Be sure not to buy a used car with a disabled check engine light, so trust only reputable companies such as youngautomotive.com. Some cars have engine codes, but nothing shows up on the dash. Turn the key to the accessory position and see if the lights actually work. The airbag, check engine, and oil are the main ones that you want to have indicators that are actually working. When you start the car, they may disappear, but you want to ensure that the lights are functioning properly. 

  • Check engine light. Once you start the car, all those warning lights should disappear. If, for example, the check engine light is still on, you might have a problem. Don’t just take the previous owner’s word for the problem. Get the code red with your own code reader, or take the vehicle to an auto parts store offering free code reading. Find out the code, write it down, do some research, and see what’s going on. 

An OBD2 code reader can help in such a situation. It hooks into a port that is usually under the steering wheel, under the plastic. Plug it in, and ensure that the car is either running or in the accessory position. It’s an excellent way to determine if there have been codes in the vehicle and if the owner cleared the codes before you arrived. In addition, you can find out the history of your code reader that will support that. 

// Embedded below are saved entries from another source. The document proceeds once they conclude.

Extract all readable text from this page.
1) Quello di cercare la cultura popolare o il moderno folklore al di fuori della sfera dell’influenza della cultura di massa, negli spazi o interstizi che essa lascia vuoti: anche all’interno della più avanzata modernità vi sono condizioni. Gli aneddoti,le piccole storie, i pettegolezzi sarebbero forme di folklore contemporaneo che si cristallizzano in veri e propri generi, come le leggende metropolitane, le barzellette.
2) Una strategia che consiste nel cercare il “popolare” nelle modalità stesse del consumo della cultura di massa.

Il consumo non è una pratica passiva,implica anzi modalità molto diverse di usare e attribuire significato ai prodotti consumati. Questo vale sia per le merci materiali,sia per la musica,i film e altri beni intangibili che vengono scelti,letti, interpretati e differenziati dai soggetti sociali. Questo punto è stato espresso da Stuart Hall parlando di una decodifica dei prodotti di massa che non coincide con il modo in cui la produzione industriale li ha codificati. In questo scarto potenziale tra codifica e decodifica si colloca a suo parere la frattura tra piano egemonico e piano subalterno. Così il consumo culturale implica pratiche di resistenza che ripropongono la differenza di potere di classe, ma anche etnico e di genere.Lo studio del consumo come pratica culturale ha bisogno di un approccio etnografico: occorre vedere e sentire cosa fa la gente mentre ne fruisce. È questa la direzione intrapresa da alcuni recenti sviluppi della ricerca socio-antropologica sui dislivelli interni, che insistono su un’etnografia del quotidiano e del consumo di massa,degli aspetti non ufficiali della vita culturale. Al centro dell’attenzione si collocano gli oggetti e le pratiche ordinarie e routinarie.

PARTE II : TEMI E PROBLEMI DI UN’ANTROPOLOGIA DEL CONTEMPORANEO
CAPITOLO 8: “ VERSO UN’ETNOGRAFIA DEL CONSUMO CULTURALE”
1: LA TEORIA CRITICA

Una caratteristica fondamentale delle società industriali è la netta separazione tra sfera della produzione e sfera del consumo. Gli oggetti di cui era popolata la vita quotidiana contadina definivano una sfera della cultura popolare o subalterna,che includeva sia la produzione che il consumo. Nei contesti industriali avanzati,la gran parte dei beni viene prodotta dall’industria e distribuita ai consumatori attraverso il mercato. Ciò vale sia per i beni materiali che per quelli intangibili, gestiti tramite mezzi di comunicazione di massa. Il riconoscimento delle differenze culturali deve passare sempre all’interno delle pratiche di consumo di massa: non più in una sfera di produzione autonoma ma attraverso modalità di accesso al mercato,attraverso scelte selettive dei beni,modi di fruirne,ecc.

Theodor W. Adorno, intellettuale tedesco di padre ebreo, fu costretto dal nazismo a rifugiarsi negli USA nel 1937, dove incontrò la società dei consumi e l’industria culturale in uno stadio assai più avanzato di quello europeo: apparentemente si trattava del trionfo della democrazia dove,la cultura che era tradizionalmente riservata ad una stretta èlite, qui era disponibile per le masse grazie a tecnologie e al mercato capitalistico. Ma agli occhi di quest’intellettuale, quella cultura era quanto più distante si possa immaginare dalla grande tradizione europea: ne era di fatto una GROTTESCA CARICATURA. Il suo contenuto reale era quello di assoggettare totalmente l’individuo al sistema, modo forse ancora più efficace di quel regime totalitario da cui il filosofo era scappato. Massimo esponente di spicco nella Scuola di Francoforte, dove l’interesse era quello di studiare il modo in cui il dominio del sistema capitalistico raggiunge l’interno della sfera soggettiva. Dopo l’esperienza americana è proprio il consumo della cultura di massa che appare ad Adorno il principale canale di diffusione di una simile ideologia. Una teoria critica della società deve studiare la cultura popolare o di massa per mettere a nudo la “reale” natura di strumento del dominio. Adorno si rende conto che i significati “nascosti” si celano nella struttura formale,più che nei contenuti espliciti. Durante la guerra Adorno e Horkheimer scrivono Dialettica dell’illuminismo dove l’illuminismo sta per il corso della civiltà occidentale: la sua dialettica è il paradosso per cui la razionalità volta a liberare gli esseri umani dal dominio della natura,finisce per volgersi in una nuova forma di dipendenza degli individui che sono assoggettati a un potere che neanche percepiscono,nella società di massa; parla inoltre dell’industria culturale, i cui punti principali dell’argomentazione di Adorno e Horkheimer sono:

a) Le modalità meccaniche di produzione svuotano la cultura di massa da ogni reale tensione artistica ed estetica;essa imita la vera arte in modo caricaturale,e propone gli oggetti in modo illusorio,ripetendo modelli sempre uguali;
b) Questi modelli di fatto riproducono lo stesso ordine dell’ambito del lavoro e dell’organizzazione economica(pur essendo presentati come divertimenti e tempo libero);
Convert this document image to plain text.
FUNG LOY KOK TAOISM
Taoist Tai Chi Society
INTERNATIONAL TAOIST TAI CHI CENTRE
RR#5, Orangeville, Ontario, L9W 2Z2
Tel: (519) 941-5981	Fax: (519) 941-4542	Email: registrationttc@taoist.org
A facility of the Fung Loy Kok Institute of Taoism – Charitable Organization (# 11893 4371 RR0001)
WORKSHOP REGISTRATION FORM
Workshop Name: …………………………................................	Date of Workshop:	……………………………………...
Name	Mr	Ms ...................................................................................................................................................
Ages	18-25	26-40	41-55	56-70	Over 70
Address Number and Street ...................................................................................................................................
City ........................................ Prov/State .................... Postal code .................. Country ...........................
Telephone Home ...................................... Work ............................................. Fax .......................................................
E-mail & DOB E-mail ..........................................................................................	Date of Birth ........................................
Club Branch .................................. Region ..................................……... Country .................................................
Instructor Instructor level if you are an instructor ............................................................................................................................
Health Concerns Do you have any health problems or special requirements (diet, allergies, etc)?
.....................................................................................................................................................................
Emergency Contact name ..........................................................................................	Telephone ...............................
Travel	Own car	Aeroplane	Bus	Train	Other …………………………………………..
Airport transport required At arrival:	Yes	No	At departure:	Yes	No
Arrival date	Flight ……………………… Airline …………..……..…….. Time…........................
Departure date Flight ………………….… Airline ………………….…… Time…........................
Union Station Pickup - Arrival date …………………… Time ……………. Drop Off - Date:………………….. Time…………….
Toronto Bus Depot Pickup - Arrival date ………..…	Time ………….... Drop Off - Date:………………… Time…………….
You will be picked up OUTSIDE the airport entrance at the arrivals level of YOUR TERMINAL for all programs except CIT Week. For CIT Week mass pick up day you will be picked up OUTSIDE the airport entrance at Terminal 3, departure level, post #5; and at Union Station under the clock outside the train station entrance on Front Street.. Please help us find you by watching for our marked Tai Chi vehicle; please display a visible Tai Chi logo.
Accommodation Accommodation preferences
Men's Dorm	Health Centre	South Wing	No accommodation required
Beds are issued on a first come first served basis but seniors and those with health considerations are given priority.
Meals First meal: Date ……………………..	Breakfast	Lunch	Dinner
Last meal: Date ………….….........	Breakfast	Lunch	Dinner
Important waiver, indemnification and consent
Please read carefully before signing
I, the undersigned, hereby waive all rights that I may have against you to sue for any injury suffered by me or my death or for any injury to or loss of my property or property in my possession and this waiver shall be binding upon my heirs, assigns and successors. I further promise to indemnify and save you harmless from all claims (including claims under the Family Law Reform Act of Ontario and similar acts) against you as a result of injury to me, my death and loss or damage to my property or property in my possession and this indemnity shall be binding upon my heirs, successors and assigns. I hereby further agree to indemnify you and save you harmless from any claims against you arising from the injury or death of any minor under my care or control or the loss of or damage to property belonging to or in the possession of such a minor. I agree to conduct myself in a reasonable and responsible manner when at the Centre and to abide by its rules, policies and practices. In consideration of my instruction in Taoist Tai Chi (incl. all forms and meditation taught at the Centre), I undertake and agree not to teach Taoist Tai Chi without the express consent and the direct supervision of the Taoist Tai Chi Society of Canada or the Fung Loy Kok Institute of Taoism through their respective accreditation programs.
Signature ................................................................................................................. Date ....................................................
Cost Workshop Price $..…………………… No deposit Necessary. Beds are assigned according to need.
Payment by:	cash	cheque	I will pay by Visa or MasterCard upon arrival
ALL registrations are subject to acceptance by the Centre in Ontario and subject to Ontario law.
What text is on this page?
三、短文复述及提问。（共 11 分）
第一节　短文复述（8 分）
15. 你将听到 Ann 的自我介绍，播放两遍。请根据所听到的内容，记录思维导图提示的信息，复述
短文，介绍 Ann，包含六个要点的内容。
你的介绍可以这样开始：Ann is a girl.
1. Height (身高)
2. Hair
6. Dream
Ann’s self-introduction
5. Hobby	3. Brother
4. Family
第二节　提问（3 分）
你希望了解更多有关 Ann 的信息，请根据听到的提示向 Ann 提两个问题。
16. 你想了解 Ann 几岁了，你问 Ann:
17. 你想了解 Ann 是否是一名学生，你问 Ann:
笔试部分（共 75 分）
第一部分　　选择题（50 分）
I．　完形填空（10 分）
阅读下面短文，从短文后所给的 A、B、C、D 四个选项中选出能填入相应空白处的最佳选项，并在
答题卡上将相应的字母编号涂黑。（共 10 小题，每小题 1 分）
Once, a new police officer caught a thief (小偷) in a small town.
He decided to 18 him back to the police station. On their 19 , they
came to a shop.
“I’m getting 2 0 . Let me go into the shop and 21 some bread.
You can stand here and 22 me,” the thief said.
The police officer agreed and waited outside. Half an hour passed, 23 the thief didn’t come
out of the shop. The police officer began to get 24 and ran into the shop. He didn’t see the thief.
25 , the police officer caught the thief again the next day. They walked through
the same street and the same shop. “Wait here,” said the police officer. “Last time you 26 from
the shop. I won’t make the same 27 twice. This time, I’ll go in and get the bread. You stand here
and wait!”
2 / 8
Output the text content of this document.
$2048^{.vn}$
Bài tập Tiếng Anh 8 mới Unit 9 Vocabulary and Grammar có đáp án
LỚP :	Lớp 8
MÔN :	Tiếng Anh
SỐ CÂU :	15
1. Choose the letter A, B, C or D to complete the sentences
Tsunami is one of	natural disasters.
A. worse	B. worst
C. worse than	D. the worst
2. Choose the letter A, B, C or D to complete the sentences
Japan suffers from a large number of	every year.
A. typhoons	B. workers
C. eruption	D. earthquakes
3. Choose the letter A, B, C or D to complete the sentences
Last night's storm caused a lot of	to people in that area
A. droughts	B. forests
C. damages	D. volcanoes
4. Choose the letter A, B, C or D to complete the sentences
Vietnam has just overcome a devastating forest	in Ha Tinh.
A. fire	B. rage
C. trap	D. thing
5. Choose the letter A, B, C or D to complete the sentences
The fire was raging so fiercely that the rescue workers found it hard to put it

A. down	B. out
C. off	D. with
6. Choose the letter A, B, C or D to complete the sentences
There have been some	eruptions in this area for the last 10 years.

  • Airbag. Another light to take very seriously on the dash is the airbag light. Just like the engine light, airbag system repairs can be very costly. The trick with the airbag light is that you can’t just scan that system with a normal scan tool. You have to have some advanced equipment. In some states, you cannot even register your car if that light is on as it will not pass safety inspections.


There’s a long list of things that you should be looking at when buying a used car. If you can look for and work on the mentioned trouble areas, you can avoid a lot of expensive surprise repairs. If a car is poorly maintained, you will inherit a problem that the previous owner might not want to work on anymore.